Illustration de ce type d'atteinte, réalisée par l'Association Rétina Suisse
La vision floue
- La troisième forme de déficience visuelle est celle d´une vision globalement floue. La vision des sujets dans ce cas ressemble à celle que l´on peut avoir à travers un verre dépoli. La lumière passe toujours mais dans un milieu qui, par son opacité, la diffuse. La source lumineuse, au lieu de se réfléchir précisément sur la rétine, se diffuse et ses contours s´atténuent.
- La perception de l´environnement par ces sujets est une perception de forme, de masse, d´ombres et de lumières aux limites d´autant plus mal définies que la déficience est importante. Les contrastes, les distances et les reliefs deviennent difficiles à apprécier de près, et surtout de loin. L´environnement se fond dans une imprécision faite autant d´atténuations des formes, des couleurs et des aspects saillants, que de confusions. Il perd son attrait, son caractère et son intérêt intellectuel ou esthétique. Plus rien ne ressort, n´attire l´oeil, que des formes et des lumières plus ou moins vives, dans les cas les plus graves. La motivation à regarder n´est plus qu´utilitaire : pour s´orienter, pour analyser des formes et tenter d´y reconnaître un objet, une direction ou un danger. Le plaisir de voir est lui fort limité quand ce n´est pas inexistant. Les sujets qui avaient auparavant une vision normale, soulignent souvent cette impression de percevoir un espace neutre, froid et approximatif, d´où peut surgir un danger, mais qui ne procure pas (plus) de plaisir.
- Les lettres, les petits détails ne sont plus ou mal perçus, et les grandes formes, estompées ou déformées selon l´éclairage et les reflets. En effet, la diffusion de la lumière dans l´oeil et sur la rétine la rend rapidement gênante. Pour ces patients, une forte luminosité est «aveuglante» alors que pour un voyant elle est supportée voire adaptée. On dit qu´ils sont photophobes, ce qui signifie que leur tolérance à la lumière est inférieure à la normale. Le soleil de face, des phares de voiture, le reflet d´une vitrine, les privent momentanément de vision et provoquent des réactions d´évitement et de malaise physique. Réactions que l'on a tous vécues lors d´éblouissements violents.
- Les capacités de réaction et d'adaptation du cerveau humain à un traumatisme ou à une lésion, comme son mode de traitement des informations sensorielles, sont fort complexes et loin d'être totalement maîtrisés par nos connaissances présentes.
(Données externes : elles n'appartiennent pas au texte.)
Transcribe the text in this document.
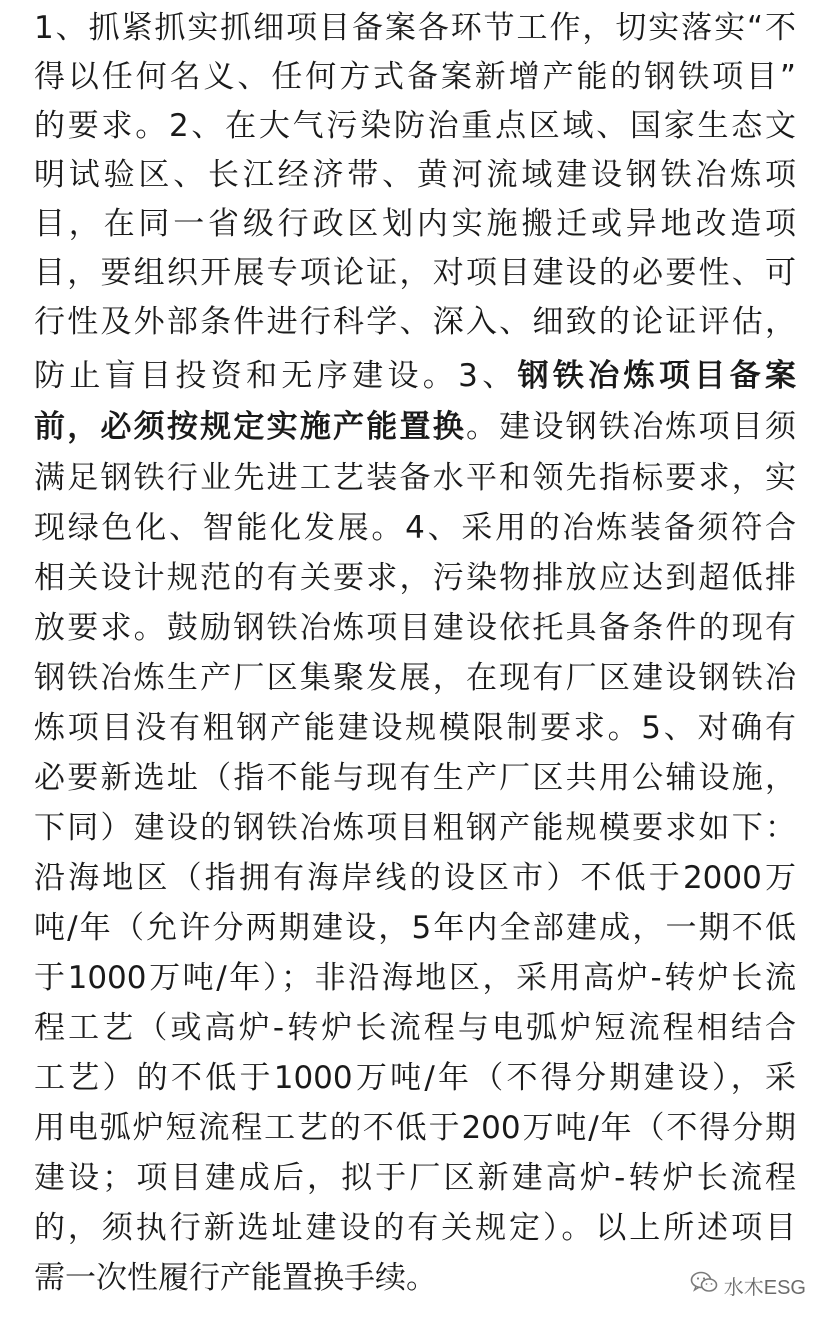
1、抓紧抓实抓细项目备案各环节工作，切实落实“不
得以任何名义、任何方式备案新增产能的钢铁项目”
的要求。2、在大气污染防治重点区域、国家生态文
明试验区、长江经济带、黄河流域建设钢铁冶炼项
目，在同一省级行政区划内实施搬迁或异地改造项
目，要组织开展专项论证，对项目建设的必要性、可
行性及外部条件进行科学、深入、细致的论证评估，
防止盲目投资和无序建设。3、钢铁冶炼项目备案
前，必须按规定实施产能置换。建设钢铁冶炼项目须
满足钢铁行业先进工艺装备水平和领先指标要求，实
现绿色化、智能化发展。4、采用的冶炼装备须符合
相关设计规范的有关要求，污染物排放应达到超低排
放要求。鼓励钢铁冶炼项目建设依托具备条件的现有
钢铁冶炼生产厂区集聚发展，在现有厂区建设钢铁冶
炼项目没有粗钢产能建设规模限制要求。5、对确有
必要新选址（指不能与现有生产厂区共用公辅设施，
下同）建设的钢铁冶炼项目粗钢产能规模要求如下：
沿海地区（指拥有海岸线的设区市）不低于2000万
吨/年（允许分两期建设，5年内全部建成，一期不低
于1000万吨/年）；非沿海地区，采用高炉-转炉长流
程工艺（或高炉-转炉长流程与电弧炉短流程相结合
工艺）的不低于1000万吨/年（不得分期建设），采
用电弧炉短流程工艺的不低于200万吨/年（不得分期
建设；项目建成后，拟于厂区新建高炉-转炉长流程
的，须执行新选址建设的有关规定）。以上所述项目
需一次性履行产能置换手续。	水木ESG
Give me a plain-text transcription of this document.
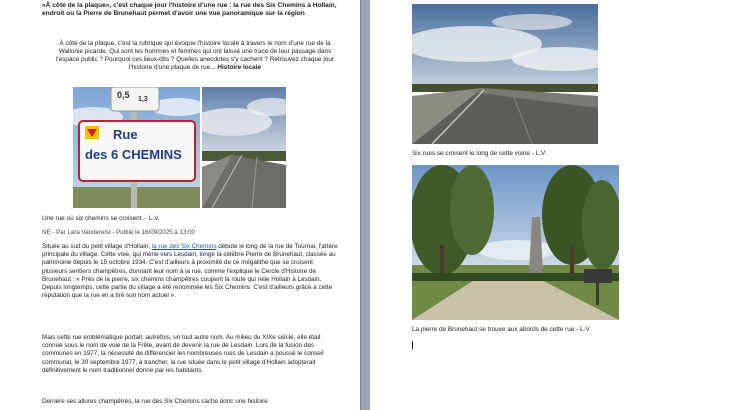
«À côté de la plaque», c'est chaque jour l'histoire d'une rue : la rue des Six Chemins à Hollain, endroit où la Pierre de Brunehaut permet d'avoir une vue panoramique sur la région
À côté de la plaque, c'est la rubrique qui évoque l'histoire locale à travers le nom d'une rue de la Wallonie picarde. Qui sont les hommes et femmes qui ont laissé une trace de leur passage dans l'espace public ? Pourquoi ces lieux-dits ? Quelles anecdotes s'y cachent ? Retrouvez chaque jour l'histoire d'une plaque de rue... Histoire locale
0,5 1,3
Rue
des 6 CHEMINS
Une rue où six chemins se croisent. - L.V.
NE - Par Lara Vanderelst - Publié le 16/09/2025 à 13:00
Située au sud du petit village d'Hollain, la rue des Six Chemins débute le long de la rue de Tournai, l'artère principale du village. Cette voie, qui mène vers Lesdain, longe la célèbre Pierre de Brunehaut, classée au patrimoine depuis le 15 octobre 1934. C'est d'ailleurs à proximité de ce mégalithe que se croisent plusieurs sentiers champêtres, donnant leur nom à la rue, comme l'explique le Cercle d'Histoire de Brunehaut : « Près de la pierre, six chemins champêtres coupent la route qui relie Hollain à Lesdain. Depuis longtemps, cette partie du village a été renommée les Six Chemins. C'est d'ailleurs grâce à cette réputation que la rue en a tiré son nom actuel ».
Mais cette rue emblématique portait, autrefois, un tout autre nom. Au milieu du XIXe siècle, elle était connue sous le nom de voie de la Frête, avant de devenir la rue de Lesdain. Lors de la fusion des communes en 1977, la nécessité de différencier les nombreuses rues de Lesdain a poussé le conseil communal, le 30 septembre 1977, à trancher, la rue située dans le petit village d'Hollain adopterait définitivement le nom traditionnel donné par les habitants.
Derrière ses allures champêtres, la rue des Six Chemins cache donc une histoire
Six rues se croisent le long de cette voirie - L.V
La pierre de Brunehaut se trouve aux abords de cette rue - L.V
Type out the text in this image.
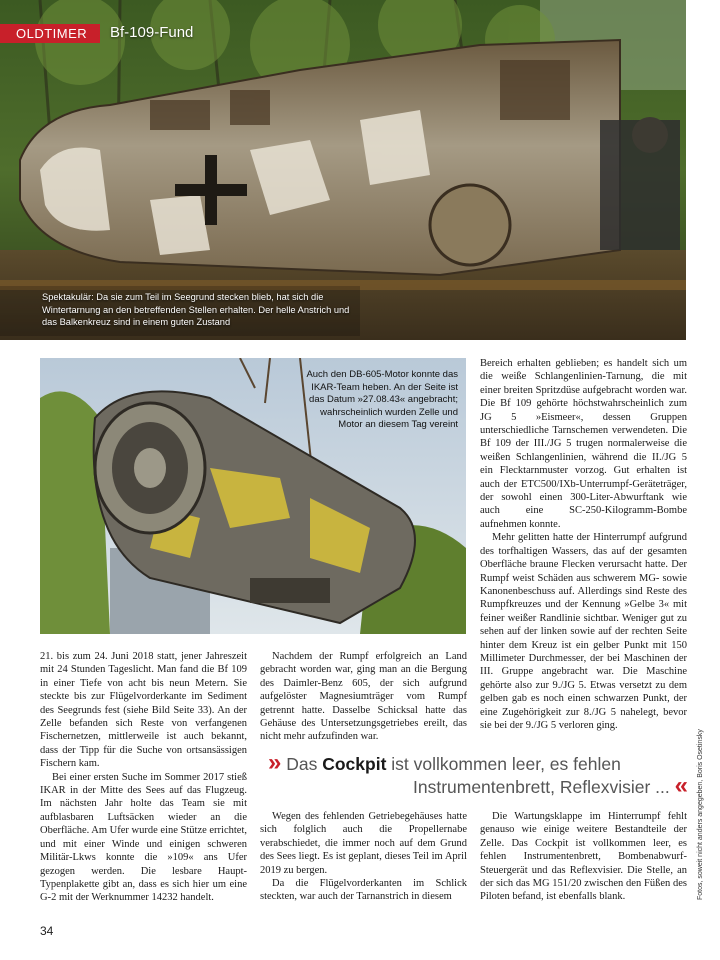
OLDTIMER	Bf-109-Fund
Spektakulär: Da sie zum Teil im Seegrund stecken blieb, hat sich die Wintertarnung an den betreffenden Stellen erhalten. Der helle Anstrich und das Balkenkreuz sind in einem guten Zustand
Auch den DB-605-Motor konnte das IKAR-Team heben. An der Seite ist das Datum »27.08.43« angebracht; wahrscheinlich wurden Zelle und Motor an diesem Tag vereint

Bereich erhalten geblieben; es handelt sich um die weiße Schlangenlinien-Tarnung, die mit einer breiten Spritzdüse aufgebracht worden war. Die Bf 109 gehörte höchstwahrscheinlich zum JG 5 »Eismeer«, dessen Gruppen unterschiedliche Tarnschemen verwendeten. Die Bf 109 der III./JG 5 trugen normalerweise die weißen Schlangenlinien, während die II./JG 5 ein Flecktarnmuster vorzog. Gut erhalten ist auch der ETC500/IXb-Unterrumpf-Geräteträger, der sowohl einen 300-Liter-Abwurftank wie auch eine SC-250-Kilogramm-Bombe aufnehmen konnte.

Mehr gelitten hatte der Hinterrumpf aufgrund des torfhaltigen Wassers, das auf der gesamten Oberfläche braune Flecken verursacht hatte. Der Rumpf weist Schäden aus schwerem MG- sowie Kanonenbeschuss auf. Allerdings sind Reste des Rumpfkreuzes und der Kennung »Gelbe 3« mit feiner weißer Randlinie sichtbar. Weniger gut zu sehen auf der linken sowie auf der rechten Seite hinter dem Kreuz ist ein gelber Punkt mit 150 Millimeter Durchmesser, der bei Maschinen der III. Gruppe angebracht war. Die Maschine gehörte also zur 9./JG 5. Etwas versetzt zu dem gelben gab es noch einen schwarzen Punkt, der eine Zugehörigkeit zur 8./JG 5 nahelegt, bevor sie bei der 9./JG 5 verloren ging.

21. bis zum 24. Juni 2018 statt, jener Jahreszeit mit 24 Stunden Tageslicht. Man fand die Bf 109 in einer Tiefe von acht bis neun Metern. Sie steckte bis zur Flügelvorderkante im Sediment des Seegrunds fest (siehe Bild Seite 33). An der Zelle befanden sich Reste von verfangenen Fischernetzen, mittlerweile ist auch bekannt, dass der Tipp für die Suche von ortsansässigen Fischern kam.

Bei einer ersten Suche im Sommer 2017 stieß IKAR in der Mitte des Sees auf das Flugzeug. Im nächsten Jahr holte das Team sie mit aufblasbaren Luftsäcken wieder an die Oberfläche. Am Ufer wurde eine Stütze errichtet, und mit einer Winde und einigen schweren Militär-Lkws konnte die »109« ans Ufer gezogen werden. Die lesbare Haupt-Typenplakette gibt an, dass es sich hier um eine G-2 mit der Werknummer 14232 handelt.

Nachdem der Rumpf erfolgreich an Land gebracht worden war, ging man an die Bergung des Daimler-Benz 605, der sich aufgrund aufgelöster Magnesiumträger vom Rumpf getrennt hatte. Dasselbe Schicksal hatte das Gehäuse des Untersetzungsgetriebes ereilt, das nicht mehr aufzufinden war.

» Das Cockpit ist vollkommen leer, es fehlen
Instrumentenbrett, Reflexvisier ... «

Wegen des fehlenden Getriebegehäuses hatte sich folglich auch die Propellernabe verabschiedet, die immer noch auf dem Grund des Sees liegt. Es ist geplant, dieses Teil im April 2019 zu bergen.

Da die Flügelvorderkanten im Schlick steckten, war auch der Tarnanstrich in diesem

Die Wartungsklappe im Hinterrumpf fehlt genauso wie einige weitere Bestandteile der Zelle. Das Cockpit ist vollkommen leer, es fehlen Instrumentenbrett, Bombenabwurf-Steuergerät und das Reflexvisier. Die Stelle, an der sich das MG 151/20 zwischen den Füßen des Piloten befand, ist ebenfalls blank.	Fotos, soweit nicht anders angegeben, Boris Osetinsky
34
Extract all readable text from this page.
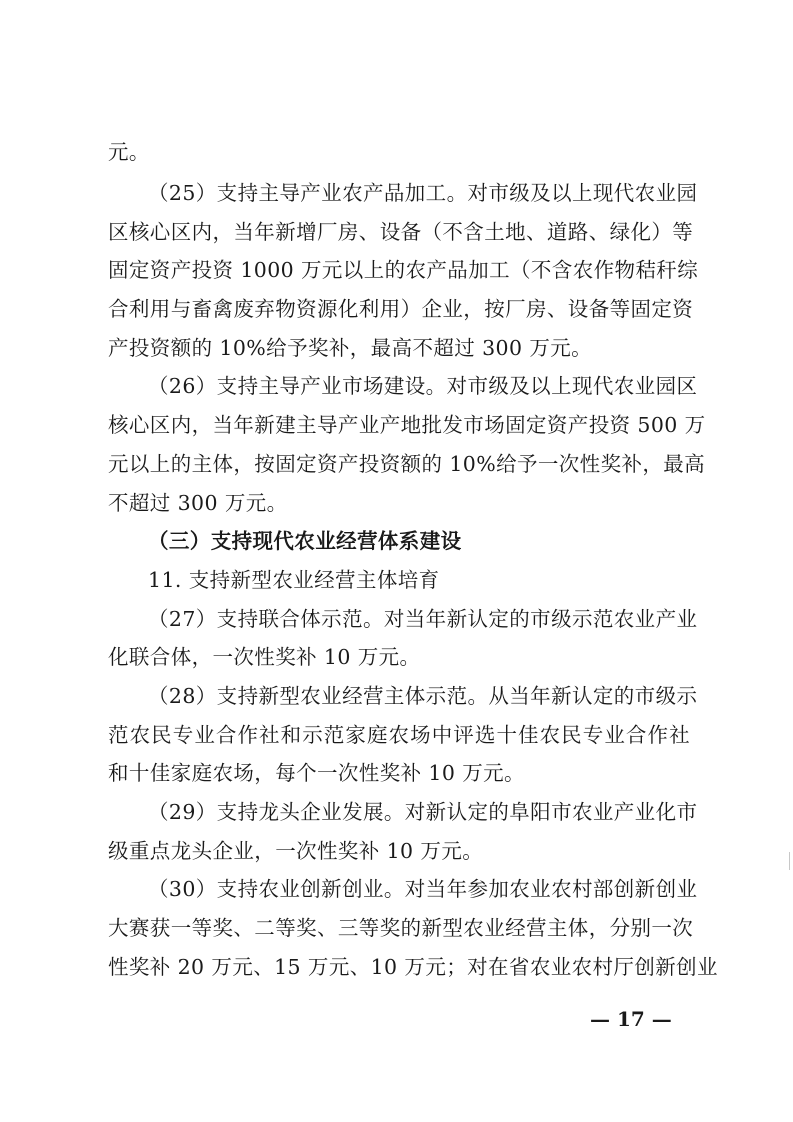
元。
（25）支持主导产业农产品加工。对市级及以上现代农业园
区核心区内，当年新增厂房、设备（不含土地、道路、绿化）等
固定资产投资 1000 万元以上的农产品加工（不含农作物秸秆综
合利用与畜禽废弃物资源化利用）企业，按厂房、设备等固定资
产投资额的 10%给予奖补，最高不超过 300 万元。
（26）支持主导产业市场建设。对市级及以上现代农业园区
核心区内，当年新建主导产业产地批发市场固定资产投资 500 万
元以上的主体，按固定资产投资额的 10%给予一次性奖补，最高
不超过 300 万元。
（三）支持现代农业经营体系建设
11. 支持新型农业经营主体培育
（27）支持联合体示范。对当年新认定的市级示范农业产业
化联合体，一次性奖补 10 万元。
（28）支持新型农业经营主体示范。从当年新认定的市级示
范农民专业合作社和示范家庭农场中评选十佳农民专业合作社
和十佳家庭农场，每个一次性奖补 10 万元。
（29）支持龙头企业发展。对新认定的阜阳市农业产业化市
级重点龙头企业，一次性奖补 10 万元。
（30）支持农业创新创业。对当年参加农业农村部创新创业
大赛获一等奖、二等奖、三等奖的新型农业经营主体，分别一次
性奖补 20 万元、15 万元、10 万元；对在省农业农村厅创新创业
— 17 —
De plus, dans un assez grand nombre de cas, l'atteinte cérébrale ne provoque pas seulement des troubles de la vision, mais aussi des perturbations neuropsychologiques plus larges ; troubles de l'attention, de la mémoire, du comportement.
- Il est possible de recenser de manière simple et donc nécessairement réductrice, les principaux types de troubles neurovisuels que ces atteintes peuvent provoquer :
- la cécité corticale (ou cécité occipitale), conduit les sujets à se comporter comme des aveugles, en l'absence de lésion de l'oeil ou des voies optiques. Généralement, cet état est transitoirement observé juste après le traumatisme, et il est suivi d'une récupération, variable selon les cas, de l'utilisation consciente du potentiel visuel.
- l'agnosie visuelle est un «trouble de la reconnaissance des éléments du monde extérieur en l'absence de toute perturbation sensorielle élémentaire». Le sujet agnosique peut trouver et utiliser un objet de manière spontanée, mais ne peut pas sur ordre le reconnaître à partir de la simple information visuelle. Incapable de trouver visuellement une clé qu'on lui dit être posée sur la table, il peut l'identifier après l'avoir touché et l'utiliser pour ouvrir une porte. Il a besoin de se servir d'une autre modalité sensorielle pour traiter des informations vues, l'utilisation consciente du canal visuel étant perturbée.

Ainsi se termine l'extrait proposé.